Dürfen die vor Ort eingesetzten Beamten Papiere nicht selbst inhaltlich durchsehen und genehmigt der Inhaber die Durchsicht nicht, sieht § 110 Absatz 2 StPO eine verschlossene Weitergabe an die Staatsanwaltschaft vor. Die Versiegelung schützt vor unbefugter vorzeitiger Einsicht, ersetzt aber keine Entscheidung über Beschlagnahmefähigkeit oder spätere Auswertung.
Das Wichtigste in Kürze
- Inhaltliche Durchsicht ist nicht jedem Einsatzbeamten erlaubt.
- Einwilligung des Inhabers kann die sofortige Durchsicht ermöglichen.
- Ohne Einwilligung sind ausgewählte Papiere verschlossen abzuliefern.
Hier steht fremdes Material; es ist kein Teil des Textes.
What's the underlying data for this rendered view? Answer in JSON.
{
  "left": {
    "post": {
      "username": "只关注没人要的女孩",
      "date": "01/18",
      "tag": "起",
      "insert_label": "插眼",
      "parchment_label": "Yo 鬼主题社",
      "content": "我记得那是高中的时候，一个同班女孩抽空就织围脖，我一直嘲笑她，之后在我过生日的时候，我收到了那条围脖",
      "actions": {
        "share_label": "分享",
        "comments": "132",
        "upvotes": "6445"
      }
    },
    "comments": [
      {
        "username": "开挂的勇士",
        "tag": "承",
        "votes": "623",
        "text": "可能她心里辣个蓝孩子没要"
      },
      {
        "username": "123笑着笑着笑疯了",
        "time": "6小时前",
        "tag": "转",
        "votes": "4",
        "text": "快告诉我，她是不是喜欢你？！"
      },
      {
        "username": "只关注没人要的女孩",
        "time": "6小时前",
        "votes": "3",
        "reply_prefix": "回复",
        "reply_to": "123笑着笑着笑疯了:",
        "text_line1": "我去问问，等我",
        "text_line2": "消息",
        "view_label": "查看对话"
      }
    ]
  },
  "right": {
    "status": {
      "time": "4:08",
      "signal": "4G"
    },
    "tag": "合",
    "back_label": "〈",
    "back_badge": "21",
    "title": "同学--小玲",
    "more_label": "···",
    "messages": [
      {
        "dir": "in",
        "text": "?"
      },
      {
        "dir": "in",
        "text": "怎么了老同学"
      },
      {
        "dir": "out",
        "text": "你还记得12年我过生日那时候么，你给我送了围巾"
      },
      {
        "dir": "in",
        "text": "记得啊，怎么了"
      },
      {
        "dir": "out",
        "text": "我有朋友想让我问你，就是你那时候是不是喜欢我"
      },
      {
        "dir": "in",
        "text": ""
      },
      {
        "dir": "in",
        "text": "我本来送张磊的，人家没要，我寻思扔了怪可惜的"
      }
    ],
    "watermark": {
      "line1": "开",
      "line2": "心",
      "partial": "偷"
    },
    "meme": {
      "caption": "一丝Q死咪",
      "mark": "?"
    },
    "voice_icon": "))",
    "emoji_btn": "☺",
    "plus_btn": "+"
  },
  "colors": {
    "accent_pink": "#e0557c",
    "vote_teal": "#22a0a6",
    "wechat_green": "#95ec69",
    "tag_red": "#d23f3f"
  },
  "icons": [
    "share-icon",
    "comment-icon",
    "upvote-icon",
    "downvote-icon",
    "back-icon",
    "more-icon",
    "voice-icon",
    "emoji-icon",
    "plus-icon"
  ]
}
- Digitale Datenträger folgen ergänzenden Regeln des Absatzes 3.
Versiegelung sichert den Übergang zur befugten Durchsicht
§ 110 Absatz 1 StPO weist die Durchsicht der Staatsanwaltschaft und ihren beauftragten Ermittlungspersonen zu. Andere Beamte dürfen aufgefundene Papiere nur mit Genehmigung des Inhabers durchsehen. Andernfalls sind die für prüfbedürftig gehaltenen Papiere in einem in Gegenwart des Inhabers amtlich zu verschließenden Umschlag abzuliefern.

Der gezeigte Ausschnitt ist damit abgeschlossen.